Opinion: A tax reform too good to pass up
Coeur d'Alene Press | UPDATED 13 years, 5 months AGO
By DAVID M. COTE
Chairman and CEO, Honeywell
Originally Published in The Hill, July 20, 2011
The proposal by the Gang of Six makes many important contributions to the ongoing discussions about how to fix the budget situation, starting with the fact that they have demonstrated that there is broad, bipartisan support for a serious, comprehensive plan to deal with our nation's debt. But perhaps the most significant contribution is their tax reform plan, which is breathtaking in its boldness and has the potential to unleash significant economic growth.
If we created a government commission to design a tax code which maximized complexity, compliance costs, unfairness, anti-competitiveness, and economic distortion, we couldn't do much better than our current code.
Instead of promoting economic growth and competitiveness, our current code provides special treatment to special interests and complicated rules for ordinary people and businesses. Indeed, our current tax code is a drain on economic growth - which is why any comprehensive budget plan must fix it. The Gang of Six plan provides for comprehensive tax reform that would do just that.
Building off of the work of the Fiscal Commission, on which I served, that Gang of Six plan would require a complete overhaul of the tax code by lowering rates, simplifying the tax code, increasing revenues for deficit reduction, eliminating many market distortions, enhancing our global competitiveness, and once again, making America the best place to start a business and create jobs. And the plan ensures that none of the revenues unleashed from economic growth would go to new government spending. Importantly, their plan requires that tax reform be projected to stimulate economic growth. Any additional revenues from increased economic growth would go to deficit reduction or further reductions in marginal tax rates.

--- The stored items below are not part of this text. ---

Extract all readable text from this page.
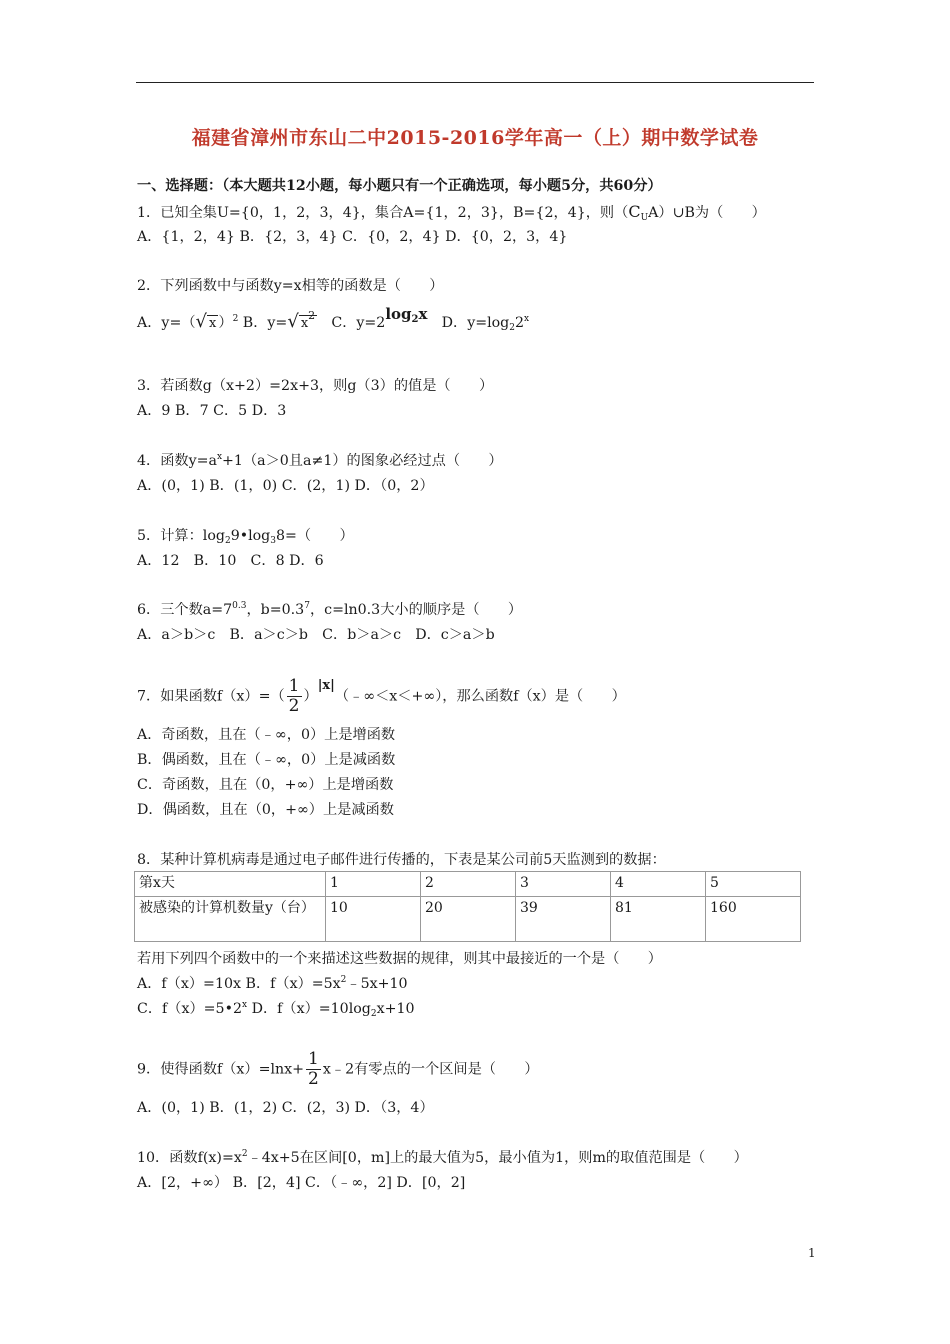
福建省漳州市东山二中2015-2016学年高一（上）期中数学试卷
一、选择题：（本大题共12小题，每小题只有一个正确选项，每小题5分，共60分）
1．已知全集U={0，1，2，3，4}，集合A={1，2，3}，B={2，4}，则$(C_UA)\cup B$为（　　）
A．{1，2，4} B．{2，3，4} C．{0，2，4} D．{0，2，3，4}
2．下列函数中与函数y=x相等的函数是（　　）
A．y=（√ x ）$^2$ B．y=√ $x^2$　C．$y=2\log_2x$　D．$y=\log_22^x$
3．若函数g（x+2）=2x+3，则g（3）的值是（　　）
A．9 B．7 C．5 D．3
4．函数$y=a^x+1(a>0$且a≠1）的图象必经过点（　　）
A．(0，1) B．(1，0) C．(2，1) D．（0，2）
5．计算：$\log_29•\log_38=$（　　）
A．12　B．10　C．8 D．6
6．三个数$a=7^{0.3}$，$b=0.3^7$，c=ln0.3大小的顺序是（　　）
A．a＞b＞c　B．a＞c＞b　C．b＞a＞c　D．c＞a＞b
7．如果函数$f(x)=( \frac{1}{2}$ ）|x|（﹣∞＜x＜+∞），那么函数f（x）是（　　）
A．奇函数，且在（﹣∞，0）上是增函数
B．偶函数，且在（﹣∞，0）上是减函数
C．奇函数，且在（0，+∞）上是增函数
D．偶函数，且在（0，+∞）上是减函数
8．某种计算机病毒是通过电子邮件进行传播的，下表是某公司前5天监测到的数据：
第x天	1	2	3	4	5
被感染的计算机数量y（台）	10	20	39	81	160
若用下列四个函数中的一个来描述这些数据的规律，则其中最接近的一个是（　　）
A．f（x）=10x B．$f(x)=5x^2﹣5x+10$
C．$f(x)=5•2^x$ D．$f(x)=10\log_2x+10$
9．使得函数$f(x)=\ln x+ \frac{1}{2}$ x﹣2有零点的一个区间是（　　）
A．(0，1) B．(1，2) C．(2，3) D．（3，4）
10．函数$f(x)=x^2﹣4x+5$在区间[0，m]上的最大值为5，最小值为1，则m的取值范围是（　　）
A．[2，+∞） B．[2，4] C．（﹣∞，2] D．[0，2]
1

The job-creating tax plan calls for eliminating or reforming nearly all the distortionary credits, deductions, and preferences in the code - tax earmarks which are really just spending by another name. Tax expenditures for health, charitable giving home ownership, retirement savings and low income families would be preserved, but in a more cost-efficient and targeted manner.
The savings from eliminating or reforming tax expenditures would be used to dramatically lower marginal tax rates for individuals and businesses. And finally...finally...the disastrous Alternative Minimum Tax would be eliminated once and for all. This tax has been plaguing millions of businesses and families for years and threatens to affect tens of millions more under current law. Set aside the vast improvement in our fiscal future, to get rid of this tax abomination should be heralded as a national achievement in and of itself.
The most pro-growth aspect of the plan is the dramatic reduction in corporate and individual tax rates. The six current tax rates in the individual income tax would be consolidated to three lower rates. The top rate on individuals and businesses would be reduced from 35% today to between 23% and 29%, rates not seen since President Reagan signed the 1986 Tax Reform Act into law. And foreign income would be taxed under a competitive, pro-business territorial system which would encourage job creation and put U.S. corporations on equal footing with foreign competitors. In other words, American firms operating oversees would no longer be taxed twice, with many times the paperwork as foreign firms.
The benefits of such a tax reform are many. Instead of serving as a vehicle for hidden subsidies for special interest, tax rates would be made lower and flatter, and the tax code would treat everyone fairly. American taxpayers would no longer need to fuss with deductions, tax credits, and other tax incentives, saving time and money wasted on tax preparation. Tax evasion - and therefore the amount of uncollected revenue (the "tax gap) - would go down dramatically. Businesses would have a new sense of certainty and a new willingness to hire and invest. And economic activity will improve enough to generate substantial new revenue from growth.
But most importantly, the new low rates for individuals and corporations would spur economic growth and create a more pro-business climate. According to the non-partisan Joint Committee on Taxation, an individual tax reform similar to what the Gang has proposed would add as much as 1% or 2% to economic growth. By also lowering corporate tax rates and moving to a competitive territorial system, it would add significantly more on top of that. Not to mention the positive economic impact of a $4 trillion deficit reduction plan.
Getting the country's fiscal situation under control will require a serious effort to bring spending under control - something which the Gang has proposed. It will be impossible to solve this problem, however, without a vibrantly growing economy. And it is hard to imagine a better way to improve economic growth than fundamental tax reform.